後日、その当時の話を聞くと、色々大変な時期だったことがわかるが、この石原さんは何と言っても「いい顔」をした男なのだ。
顔の相が良いとある方は表する。プラスのオーラを纏うって感じ。

 

そんないい男が私に言った。


「野田くん、僕が野田くんの会社の庭を作ることはできるけど、野田くん自身が庭の勉強をして自分で庭を作れるようになったら?」


そして

「俺の下でガーデニングの勉強せんね」

人生で初めて師匠が誕生した瞬間であった。

 

妻に報告すると宇都宮のセミナーの記憶が蘇ってきたのか笑顔で応援してくれた。

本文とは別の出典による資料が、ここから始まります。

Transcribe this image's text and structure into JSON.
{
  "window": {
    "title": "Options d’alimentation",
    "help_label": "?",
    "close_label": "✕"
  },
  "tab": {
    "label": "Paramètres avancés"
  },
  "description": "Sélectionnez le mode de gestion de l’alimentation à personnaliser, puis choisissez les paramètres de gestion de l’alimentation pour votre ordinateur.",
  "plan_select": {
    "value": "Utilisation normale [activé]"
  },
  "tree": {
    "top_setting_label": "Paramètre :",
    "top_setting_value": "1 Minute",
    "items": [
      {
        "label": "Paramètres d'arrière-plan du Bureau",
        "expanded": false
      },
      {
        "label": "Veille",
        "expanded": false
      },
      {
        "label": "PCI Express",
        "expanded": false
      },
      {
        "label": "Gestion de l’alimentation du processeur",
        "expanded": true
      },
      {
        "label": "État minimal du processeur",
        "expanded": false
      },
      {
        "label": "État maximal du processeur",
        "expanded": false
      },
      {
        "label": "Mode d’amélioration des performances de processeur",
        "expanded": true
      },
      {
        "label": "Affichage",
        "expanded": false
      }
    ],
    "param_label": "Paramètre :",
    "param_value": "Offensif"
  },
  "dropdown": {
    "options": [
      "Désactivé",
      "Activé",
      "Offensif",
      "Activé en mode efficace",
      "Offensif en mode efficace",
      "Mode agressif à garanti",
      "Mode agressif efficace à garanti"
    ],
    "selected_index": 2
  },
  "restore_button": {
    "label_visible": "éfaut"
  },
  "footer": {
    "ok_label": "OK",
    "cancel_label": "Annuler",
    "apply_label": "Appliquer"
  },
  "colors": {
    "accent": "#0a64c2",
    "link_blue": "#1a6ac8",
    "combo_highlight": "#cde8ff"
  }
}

そして私はガーデンデザイナーとなった。

 

その後、紆余曲折ありながらもハウステンボスやチェルシーフラワーショーに出場するときも、石原さんはずっと意識していたし、今でも大好きな人物だ。

 

そんな大好きな師匠に出会えたのはH専務の声かけがないと叶わなかった。H専務を紹介してくれたO所長のいる宇都宮に行かなかったら叶わなかった。そしてD社に入社しなかったら。。。

 

もちろん、内定をもらっていたP社やY社に入社していても、違った人生で違ったことをしていることだろう。もっとレベルの高いことをしているかもしれない。けれど、そんなの関係ない。

 

私は私の人生が気に入っている。うまく行かないこともいっぱいある。いや、ほとんどうまくいってなんかない。今なんか苦しみの連続だ。それでも自分の人生に一番期待しているのは私自身だ。

 

「あの時」の決断や判断や行動や言葉が今の私になっている。


過去を美化しても仕方がないが、過去を肯定的に捉えることができるようになってから、人生は変わって見える。

 

アホポンなサラリーマンで会社に迷惑をかけてばかりだったけれども、本当にあの時代があったからこそ、と感謝しかない。